Extract information from raw text (emails) by applying R, friendly regular expressions {rex} and tidy concepts

Kristijan Bakaric

2019-08-25


Motivation

Since my main focus here is to learn basics of friendly regular expressions {rex} and processing raw text from emails in a tidy fashion, I will completly neglect any available packages that deal with email data processing like for example REmail.

Secondly, when I first opened the following tutorial where they introduced Python Regex for data scientists applied on the same dataset of Fraudulent Email Corpus from Kaggle, it was a bit intimidating on how much looping and control flowing, unfriendly regular expressions were happening within. In addition, it was a bit of a long read for Sunday’s attention span :)
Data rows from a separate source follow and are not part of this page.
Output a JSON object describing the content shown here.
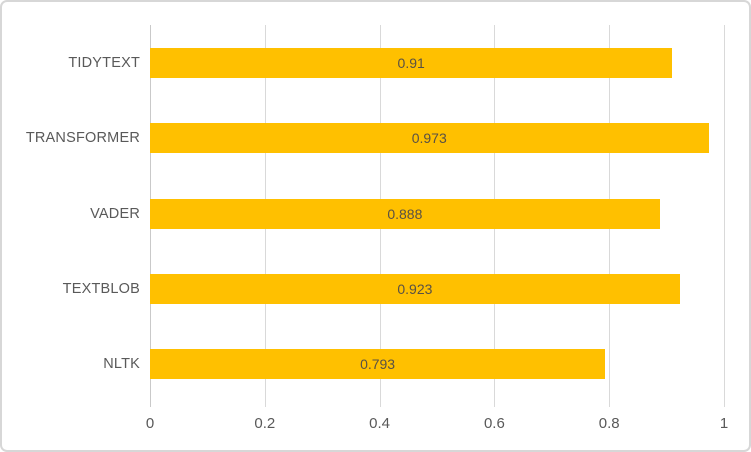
{
  "chart_data": {
    "type": "bar",
    "orientation": "horizontal",
    "title": "",
    "xlabel": "",
    "ylabel": "",
    "categories": [
      "TIDYTEXT",
      "TRANSFORMER",
      "VADER",
      "TEXTBLOB",
      "NLTK"
    ],
    "values": [
      0.91,
      0.973,
      0.888,
      0.923,
      0.793
    ],
    "value_labels": [
      "0.91",
      "0.973",
      "0.888",
      "0.923",
      "0.793"
    ],
    "xlim": [
      0,
      1
    ],
    "x_tick_values": [
      0,
      0.2,
      0.4,
      0.6,
      0.8,
      1
    ],
    "x_tick_labels": [
      "0",
      "0.2",
      "0.4",
      "0.6",
      "0.8",
      "1"
    ],
    "grid": true,
    "legend": null,
    "colors": {
      "bar": "#ffc000",
      "gridline": "#d9d9d9",
      "axis_text": "#595959",
      "data_label_text": "#595145",
      "background": "#ffffff",
      "frame_border": "#d7d7d7"
    }
  }
}
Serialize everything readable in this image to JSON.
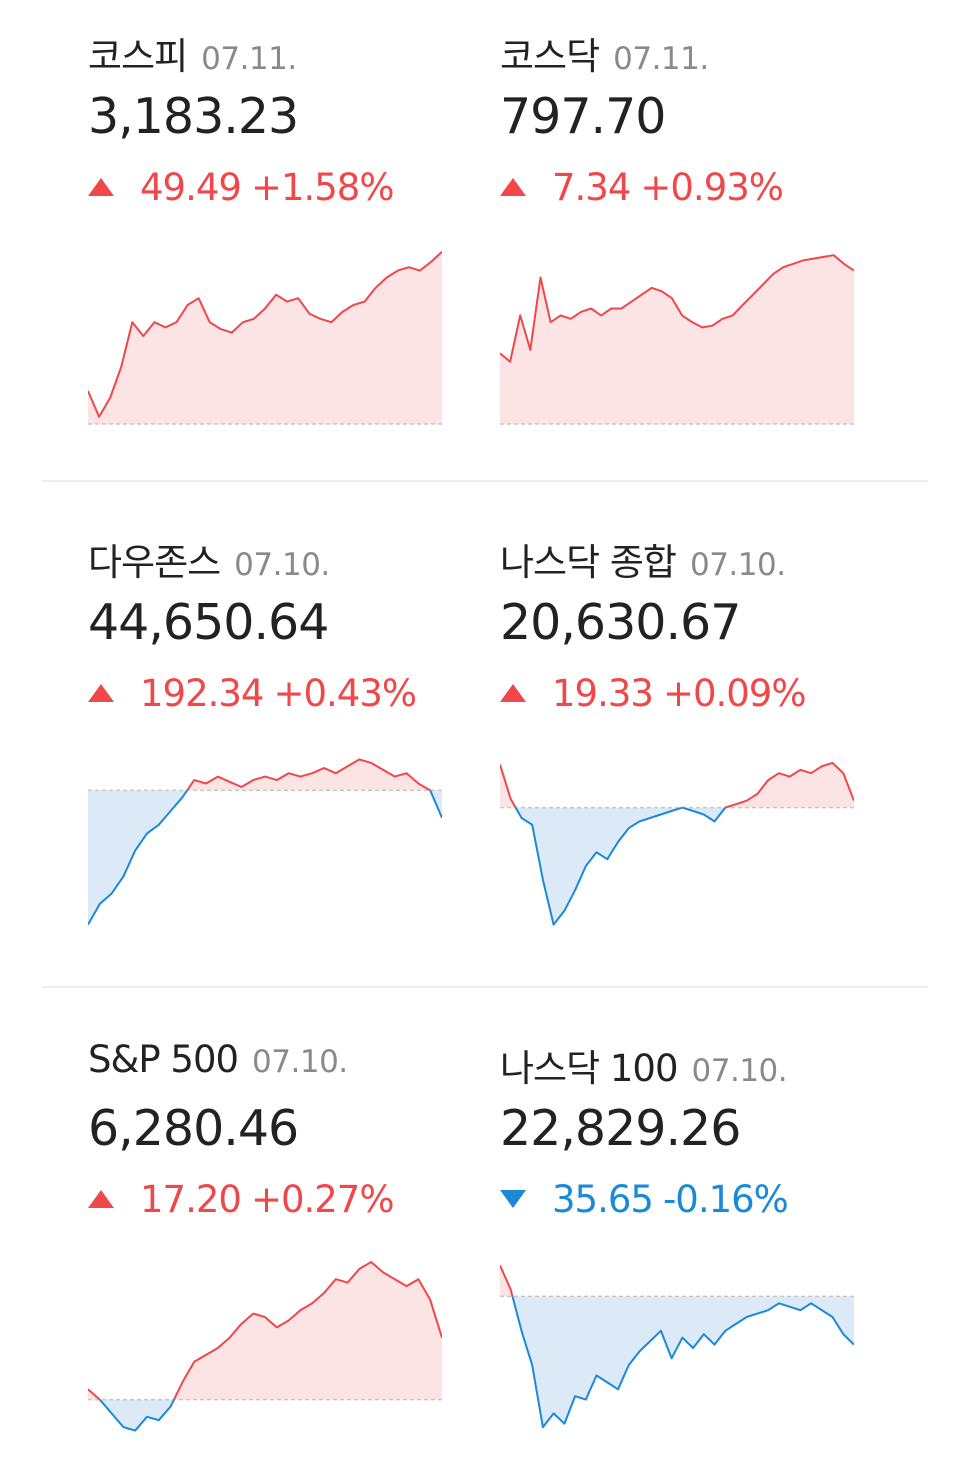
{
  "colors": {
    "up": "#f0474a",
    "down": "#1989d8",
    "up_fill": "#fde4e4",
    "down_fill": "#dceaf8",
    "baseline": "#c8c8c8"
  },
  "indices": [
    {
      "name": "코스피",
      "date": "07.11.",
      "value": "3,183.23",
      "direction": "up",
      "change": "49.49",
      "percent": "+1.58%",
      "chart_data": {
        "type": "area",
        "baseline_position": 1.0,
        "points": [
          0.18,
          0.03,
          0.14,
          0.32,
          0.58,
          0.5,
          0.58,
          0.55,
          0.58,
          0.68,
          0.72,
          0.58,
          0.54,
          0.52,
          0.58,
          0.6,
          0.66,
          0.74,
          0.7,
          0.72,
          0.63,
          0.6,
          0.58,
          0.64,
          0.68,
          0.7,
          0.78,
          0.84,
          0.88,
          0.9,
          0.88,
          0.93,
          0.99
        ]
      }
    },
    {
      "name": "코스닥",
      "date": "07.11.",
      "value": "797.70",
      "direction": "up",
      "change": "7.34",
      "percent": "+0.93%",
      "chart_data": {
        "type": "area",
        "baseline_position": 1.0,
        "points": [
          0.4,
          0.35,
          0.62,
          0.42,
          0.84,
          0.58,
          0.62,
          0.6,
          0.64,
          0.66,
          0.62,
          0.66,
          0.66,
          0.7,
          0.74,
          0.78,
          0.76,
          0.72,
          0.62,
          0.58,
          0.55,
          0.56,
          0.6,
          0.62,
          0.68,
          0.74,
          0.8,
          0.86,
          0.9,
          0.92,
          0.94,
          0.95,
          0.96,
          0.97,
          0.92,
          0.88
        ]
      }
    },
    {
      "name": "다우존스",
      "date": "07.10.",
      "value": "44,650.64",
      "direction": "up",
      "change": "192.34",
      "percent": "+0.43%",
      "chart_data": {
        "type": "area",
        "baseline_position": 0.8,
        "points": [
          0.02,
          0.14,
          0.2,
          0.3,
          0.45,
          0.55,
          0.6,
          0.68,
          0.76,
          0.86,
          0.84,
          0.88,
          0.85,
          0.82,
          0.86,
          0.88,
          0.86,
          0.9,
          0.88,
          0.9,
          0.93,
          0.9,
          0.94,
          0.98,
          0.96,
          0.92,
          0.88,
          0.9,
          0.84,
          0.8,
          0.64
        ]
      }
    },
    {
      "name": "나스닥 종합",
      "date": "07.10.",
      "value": "20,630.67",
      "direction": "up",
      "change": "19.33",
      "percent": "+0.09%",
      "chart_data": {
        "type": "area",
        "baseline_position": 0.7,
        "points": [
          0.95,
          0.75,
          0.64,
          0.6,
          0.28,
          0.02,
          0.1,
          0.22,
          0.36,
          0.44,
          0.4,
          0.5,
          0.58,
          0.62,
          0.64,
          0.66,
          0.68,
          0.7,
          0.68,
          0.66,
          0.62,
          0.7,
          0.72,
          0.74,
          0.78,
          0.86,
          0.9,
          0.88,
          0.92,
          0.9,
          0.94,
          0.96,
          0.9,
          0.74
        ]
      }
    },
    {
      "name": "S&P 500",
      "date": "07.10.",
      "value": "6,280.46",
      "direction": "up",
      "change": "17.20",
      "percent": "+0.27%",
      "chart_data": {
        "type": "area",
        "baseline_position": 0.2,
        "points": [
          0.26,
          0.2,
          0.12,
          0.04,
          0.02,
          0.1,
          0.08,
          0.16,
          0.3,
          0.42,
          0.46,
          0.5,
          0.56,
          0.64,
          0.7,
          0.68,
          0.62,
          0.66,
          0.72,
          0.76,
          0.82,
          0.9,
          0.88,
          0.96,
          1.0,
          0.94,
          0.9,
          0.86,
          0.9,
          0.78,
          0.56
        ]
      }
    },
    {
      "name": "나스닥 100",
      "date": "07.10.",
      "value": "22,829.26",
      "direction": "down",
      "change": "35.65",
      "percent": "-0.16%",
      "chart_data": {
        "type": "area",
        "baseline_position": 0.8,
        "points": [
          0.98,
          0.84,
          0.6,
          0.4,
          0.04,
          0.12,
          0.06,
          0.22,
          0.2,
          0.34,
          0.3,
          0.26,
          0.4,
          0.48,
          0.54,
          0.6,
          0.44,
          0.56,
          0.5,
          0.58,
          0.52,
          0.6,
          0.64,
          0.68,
          0.7,
          0.72,
          0.76,
          0.74,
          0.72,
          0.76,
          0.72,
          0.68,
          0.58,
          0.52
        ]
      }
    }
  ]
}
…therefore, I present you my newbie approach via R:

Lets begin… by introducing data

We will use the Fraudulent Email Corpus from Kaggle. It contains thousands of phishing emails sent between 1998 and 2007. They’re pretty entertaining to read. You can find the corpus here.

Import dowloaded data by reading all text lines

Now we will use rex package to make or first simple text match From r which is a patter acting as “email spliter”. We will split a column into tokens (in our case separate emails) using the tokenizers package and function unnest_tokens {tidytext} that splits a column into tokens, splitting the table into one-token-per-row.

We managed to get 3977 emails.

Now that we have one email per row of an email column, we can start extracting chunks of information from each email and store it as related columns.


What are the name and email of the sender?

Task: Find and extract the line beginning with “From:”.

regular expression via rex: (?:From|from).*


Task: Find and extract sender email.

regular expression rex: [[:alnum:]][^[:blank:]]@.[[:alnum:]]


Task: Find and extract sender name together with removing :, < and " from the string.

regular expression via rex: :.*<

What is the recipient email?


Task: Find and extract recipient line

regular expression via rex: (?:to:|To).*


Task: Find and extract recipient email.

regular expression were reused from sender

## [[:alnum:]][^[:blank:]]*@.*[[:alnum:]]
## [[1]]
## [1] "patelnikes4you@yahoo.ca"


What is Date stamp on each email?

Task: Find and extract Date of the email after finding the line with the Date itself.

regular expression via rex for extracting date: [[:digit:]]+[[:space:]][[:alpha:]]+[:space:]{4}

## [1] "31 oct 2002"

Grand finale via ggplot

Lets get one quick insight from the proccessed table. Number of emails aggregated over date stamp?